There is a scene in Andrei Tarkovsky’s The Mirror where a young child looks through a book of art. The camera is close, showing only the pages of the book and the child’s hand as he flips from picture to picture. Occasionally he will stop and linger on a favorite drawing. It is obvious that the book is a treasured possession, whose pictures have yet to lose their magic for the young boy. At one point a leaf, pressed between the pages, comes into view only to be swallowed up again.
This seemingly innocuous scene, halfway through the movie, is just one small example of why The Mirror is unquestionably my favorite movie ever. The film is the pure essence of nostalgia and each viewing is a revelation of memories I had long thought lost. I too had certain favorite books that I would turn to over and over again, flipping through their pages and taking comfort in the familiar pictures. I too would often press flowers and leaves between the pages of books with my parents.
Watching this movie feels like memories of the past flooding back from some forgotten abyss. The grey rainy skies, the kittens licking up cream, the flickering kerosene lantern, the sledding on the hill, the small junk pile in the forest, the snow covered trees, the wooden floors and furniture, the windswept fields, the log fence, all of these things are important images from my childhood. And yet there is far more to The Mirror than that.
Tarkovsky reaches beyond mere concrete memories. Many moments in the film have an almost mystical appeal. The slow static shot of the disappearing handprint on the table mesmerizes the eye until the final trace has gone. The bottle that inexplicably rolls off the table seems to act of its own volition. The man walking away in a great field of grass who turns to the camera just as one mighty gust of wind sweeps across the field towards the viewer and is gone. Scenes such as these are joined seamlessly with the movie and serve to reinforce the almost dreamlike reality we are presented with.

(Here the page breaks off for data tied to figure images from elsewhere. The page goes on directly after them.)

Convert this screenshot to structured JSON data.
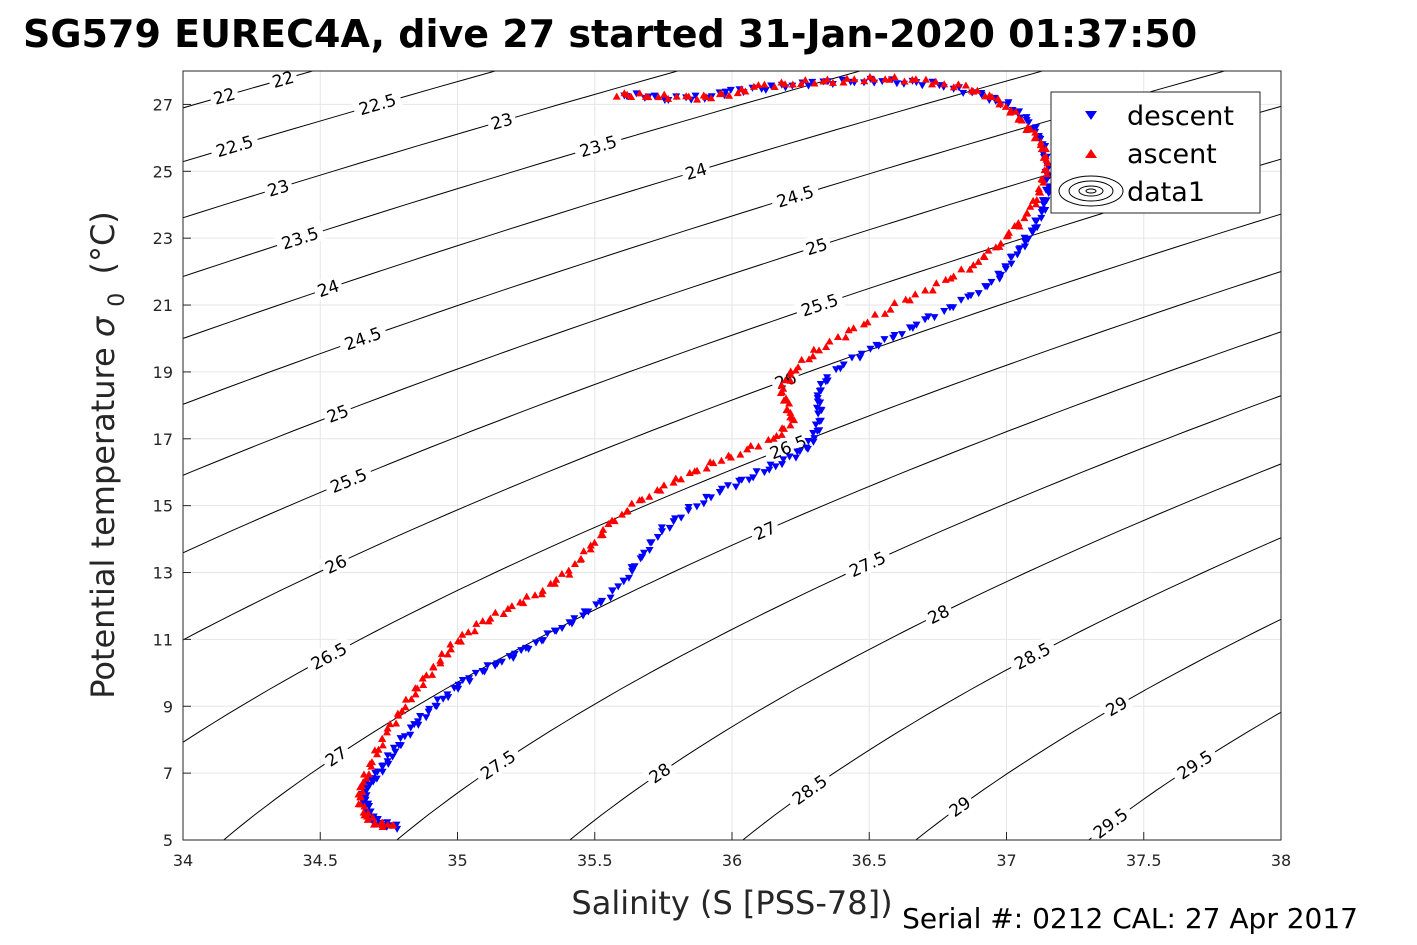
{
  "title": "SG579 EUREC4A, dive 27 started 31-Jan-2020 01:37:50",
  "footer": "Serial #: 0212  CAL: 27 Apr 2017",
  "chart_data": {
    "type": "scatter",
    "title": "SG579 EUREC4A, dive 27 started 31-Jan-2020 01:37:50",
    "xlabel": "Salinity (S [PSS-78])",
    "ylabel": "Potential temperature",
    "ylabel_symbol": "σ",
    "ylabel_subscript": "0",
    "ylabel_unit": "(°C)",
    "xlim": [
      34,
      38
    ],
    "ylim": [
      5,
      28
    ],
    "xticks": [
      "34",
      "34.5",
      "35",
      "35.5",
      "36",
      "36.5",
      "37",
      "37.5",
      "38"
    ],
    "yticks": [
      "5",
      "7",
      "9",
      "11",
      "13",
      "15",
      "17",
      "19",
      "21",
      "23",
      "25",
      "27"
    ],
    "grid": true,
    "legend_position": "top-right",
    "contour_levels": [
      "22",
      "22.5",
      "23",
      "23.5",
      "24",
      "24.5",
      "25",
      "25.5",
      "26",
      "26.5",
      "27",
      "27.5",
      "28",
      "28.5",
      "29",
      "29.5"
    ],
    "series": [
      {
        "name": "descent",
        "marker": "triangle-down",
        "color": "#0000ff",
        "points": [
          [
            34.78,
            5.4
          ],
          [
            34.72,
            5.5
          ],
          [
            34.68,
            5.7
          ],
          [
            34.67,
            6.0
          ],
          [
            34.66,
            6.3
          ],
          [
            34.67,
            6.6
          ],
          [
            34.7,
            6.9
          ],
          [
            34.74,
            7.3
          ],
          [
            34.78,
            7.8
          ],
          [
            34.84,
            8.4
          ],
          [
            34.9,
            8.9
          ],
          [
            34.97,
            9.4
          ],
          [
            35.05,
            9.9
          ],
          [
            35.15,
            10.3
          ],
          [
            35.25,
            10.7
          ],
          [
            35.35,
            11.2
          ],
          [
            35.45,
            11.7
          ],
          [
            35.55,
            12.3
          ],
          [
            35.62,
            12.9
          ],
          [
            35.68,
            13.6
          ],
          [
            35.75,
            14.3
          ],
          [
            35.85,
            14.9
          ],
          [
            35.97,
            15.5
          ],
          [
            36.08,
            15.9
          ],
          [
            36.18,
            16.3
          ],
          [
            36.27,
            16.7
          ],
          [
            36.31,
            17.2
          ],
          [
            36.32,
            17.8
          ],
          [
            36.31,
            18.3
          ],
          [
            36.35,
            18.9
          ],
          [
            36.48,
            19.6
          ],
          [
            36.6,
            20.1
          ],
          [
            36.72,
            20.6
          ],
          [
            36.86,
            21.2
          ],
          [
            36.97,
            21.8
          ],
          [
            37.01,
            22.3
          ],
          [
            37.06,
            22.8
          ],
          [
            37.1,
            23.3
          ],
          [
            37.13,
            23.8
          ],
          [
            37.15,
            24.4
          ],
          [
            37.15,
            25.0
          ],
          [
            37.14,
            25.6
          ],
          [
            37.12,
            26.1
          ],
          [
            37.07,
            26.6
          ],
          [
            37.0,
            27.0
          ],
          [
            36.9,
            27.3
          ],
          [
            36.75,
            27.6
          ],
          [
            36.6,
            27.7
          ],
          [
            36.45,
            27.7
          ],
          [
            36.3,
            27.65
          ],
          [
            36.15,
            27.5
          ],
          [
            36.0,
            27.4
          ],
          [
            35.9,
            27.2
          ],
          [
            35.75,
            27.2
          ],
          [
            35.6,
            27.3
          ]
        ]
      },
      {
        "name": "ascent",
        "marker": "triangle-up",
        "color": "#ff0000",
        "points": [
          [
            35.58,
            27.3
          ],
          [
            35.7,
            27.25
          ],
          [
            35.85,
            27.2
          ],
          [
            35.97,
            27.25
          ],
          [
            36.1,
            27.55
          ],
          [
            36.25,
            27.65
          ],
          [
            36.4,
            27.72
          ],
          [
            36.55,
            27.78
          ],
          [
            36.7,
            27.7
          ],
          [
            36.85,
            27.5
          ],
          [
            36.95,
            27.2
          ],
          [
            37.02,
            26.8
          ],
          [
            37.08,
            26.3
          ],
          [
            37.13,
            25.8
          ],
          [
            37.15,
            25.2
          ],
          [
            37.13,
            24.6
          ],
          [
            37.1,
            24.0
          ],
          [
            37.04,
            23.4
          ],
          [
            36.97,
            22.8
          ],
          [
            36.88,
            22.2
          ],
          [
            36.75,
            21.6
          ],
          [
            36.6,
            21.0
          ],
          [
            36.45,
            20.3
          ],
          [
            36.32,
            19.7
          ],
          [
            36.23,
            19.1
          ],
          [
            36.18,
            18.5
          ],
          [
            36.2,
            18.0
          ],
          [
            36.22,
            17.5
          ],
          [
            36.15,
            17.0
          ],
          [
            36.0,
            16.5
          ],
          [
            35.88,
            16.1
          ],
          [
            35.76,
            15.6
          ],
          [
            35.64,
            15.0
          ],
          [
            35.55,
            14.4
          ],
          [
            35.48,
            13.7
          ],
          [
            35.4,
            13.0
          ],
          [
            35.3,
            12.4
          ],
          [
            35.18,
            11.9
          ],
          [
            35.07,
            11.4
          ],
          [
            34.98,
            10.8
          ],
          [
            34.92,
            10.2
          ],
          [
            34.86,
            9.6
          ],
          [
            34.8,
            8.9
          ],
          [
            34.74,
            8.2
          ],
          [
            34.7,
            7.5
          ],
          [
            34.66,
            6.8
          ],
          [
            34.64,
            6.3
          ],
          [
            34.66,
            5.8
          ],
          [
            34.7,
            5.5
          ],
          [
            34.77,
            5.4
          ]
        ]
      },
      {
        "name": "data1",
        "marker": "contour"
      }
    ]
  }
}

The music, selected from Pergolesi, Purcell, and J.S. Bach is, amazingly, equal to the images. Nowhere is this more apparent than in the superlative final scene set to Bach’s monumental opening chorus from St. John Passion. It is the single most moving scene I have ever viewed on film, its central images consisting of little more than a woman biting her lip and a child shouting a great life affirming cry to the skies while Bach’s painfully beautiful music builds to an epic climax. The perfect union of film and music found in this scene is staggering in its power.
I suspect I am not the only one who considers himself a kindred spirit to The Mirror. Growing up in rural Kansas without a great deal of money surely helps, but the images are more universal than the tone of these passages lets on. Perhaps that is part of The Mirror’s appeal: to those who identify with it, it seems as though the movie was made only for them.
This theory gains a great deal of credence when I think of the parts of The Mirror I don’t feel such a strong connection to. I had no lack of a father figure as a child yet that dominant plot point somehow doesn’t stand in the way of my identification with the movie. I obviously didn’t grow up in the middle of a war and have no connection with Russian politics and history, but again, it makes no difference. Oddly enough, these two central ideas in the movie don’t even seem to register when I look back on it.
So just what is the mirror about? The Time Out film guide sums it up quite well saying: “Tarkovsky goes for the great white whale of politicized art – no less than a history of his country in this century seen in terms of the personal – and succeeds.” That is a rather broad description and not a particularly exciting one. Of course if that were all that the movie was about, I would not be writing this review.
When it comes down to it, The Mirror is an elusive film to classify. I’ve seen it over and over and still have a hard time getting a firm grip on its structure. Powerful images with their own internal logic flit by, skittering at the edges of our consciousness like the memories of a lost day from our childhood. Complex narratives follow children and adults, past and present. Powerful documentary footage is interspersed along with slow motion dream sequences. The closest description I can come up with is that The Mirror is a collection of images, all related and all central to the human experience.
The Mirror is Tarkovsky’s finest film, and for certain kindred souls it truly will be a mirror. A mirror to every memory long thought lost, it will show each person who looks a different reflection.